People who had appointments at the hub Tuesday were rescheduled for another day later this week when the site is expected to be busier, Keiser said.
The lack of demand could mean a change in tactics, Keiser said. Since the second week of March, the Galveston County Health District and the University of Texas Medical Branch have received about 10,000 doses of vaccines weekly.
If demand remains low, they might request fewer doses from the state for next week, officials said. Fewer doses might mean the vaccine hub at Walter Hall Park, which can inoculate up to 4,500 people a day, is used less frequently, and eventually closed altogether.
At the same time work at the hub is slowing, more private providers are beginning to receive and offer vaccines to their customers. Last week, more than two dozen pharmacies across the county received small vaccine shipments, according to state reports. For the first time, more than 30 locations in the county had vaccines.
Among those was the Teen Health Center in Galveston, which operates clinics on public school campuses.
The health center initially requested vaccines to administer to Galveston Independent School District staff and students. But recently, it opened its shots to the public.
The clinics typically only serve people younger than age 21. But the center’s leadership decided to waive that rule, said Angie Brown, the executive director.
“Our mission is to strengthen the health and well-being of Galveston’s youth,” Brown said. “One of the best ways we can do that is to make sure their parents and their grandparents and their teachers and their church leaders and everyone around them is healthy. That’s going to protect our students.”
The center operates clinics in five Galveston Independent School District schools, and will continue to offer vaccinations to people, and ask for more doses, until there’s no demand for them, Brown said.
Smaller local clinics are going to play a bigger role in vaccinations in coming months, Keiser said. Clinics like the centers that are in a “more genuine community setting” might be more trusted, less intimidating and easier to reach than the vaccine hub, Keiser said.
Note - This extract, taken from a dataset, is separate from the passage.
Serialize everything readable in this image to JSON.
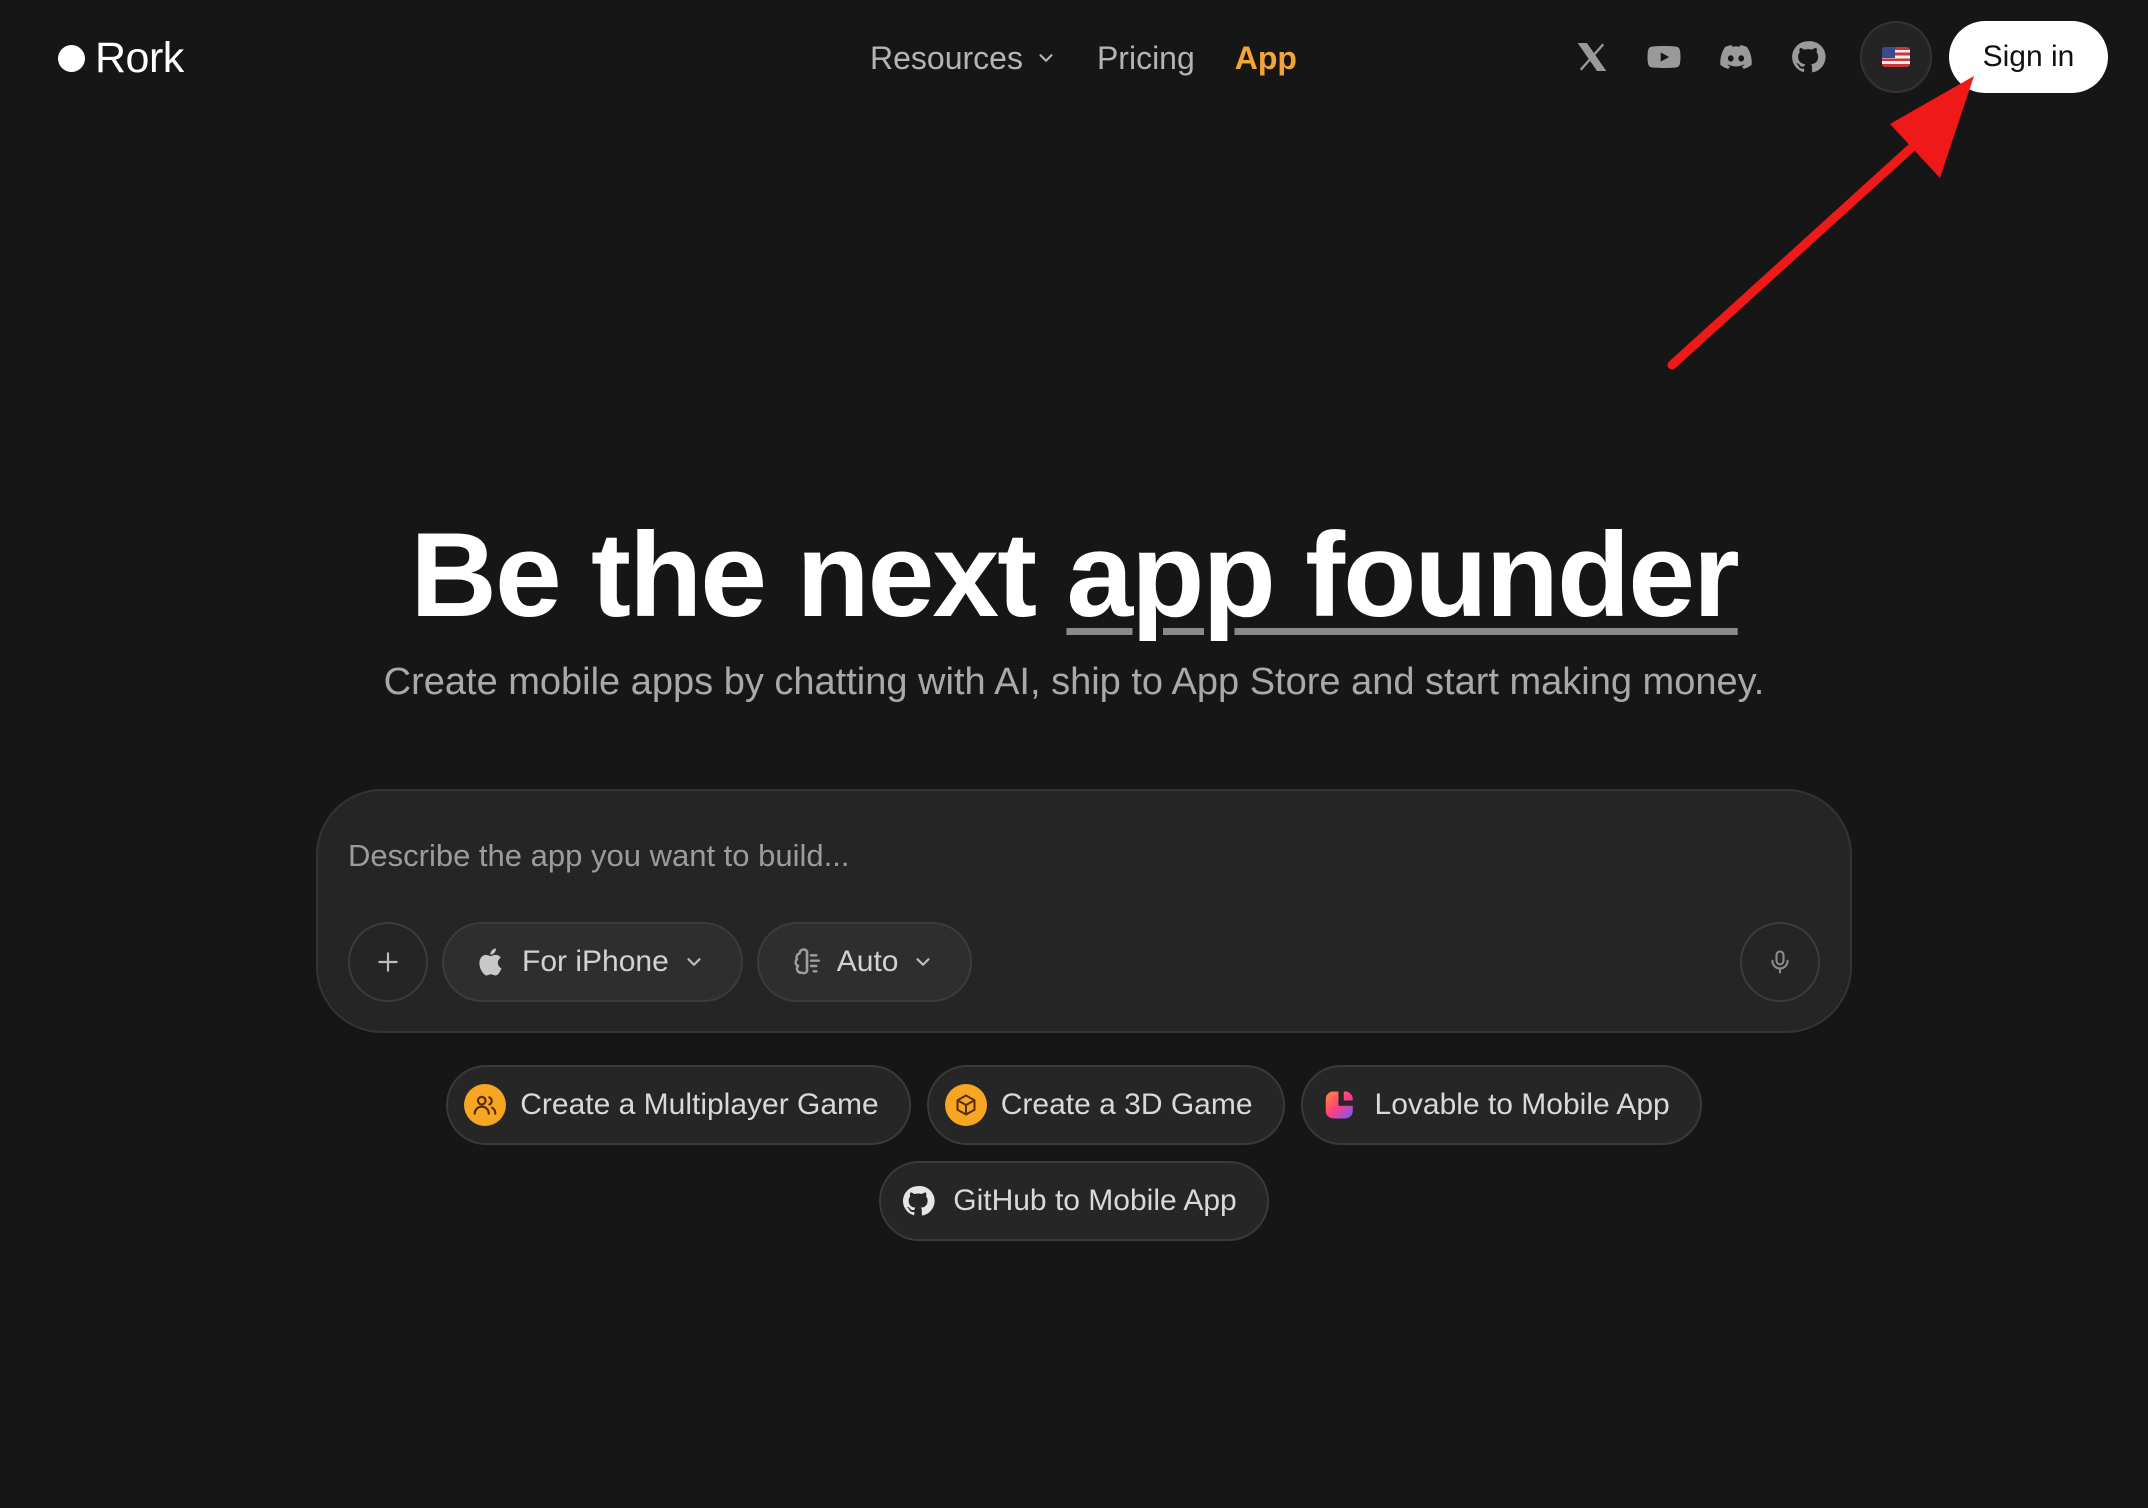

“I think there are a lot of people out there who want it and are just not quite sure,” Keiser said. “They’re not sure. They’re kind of watching. They may or not be tech savvy. They may or may not know how to Google things and find the sites that lead them there.
“We’re going to have to adapt both the way we deliver the vaccines and way we’re marketing the vaccines.”
About 30 percent of Galveston County residents are fully vaccinated, with tens of thousands more expected to receive second doses within a matter of weeks. Keiser estimated about 60 percent of county residents were at least partially vaccinated.
About 70 percent of people in a community need to be vaccinated — and ideally more than 80 percent — to achieve herd immunity, health officials have said.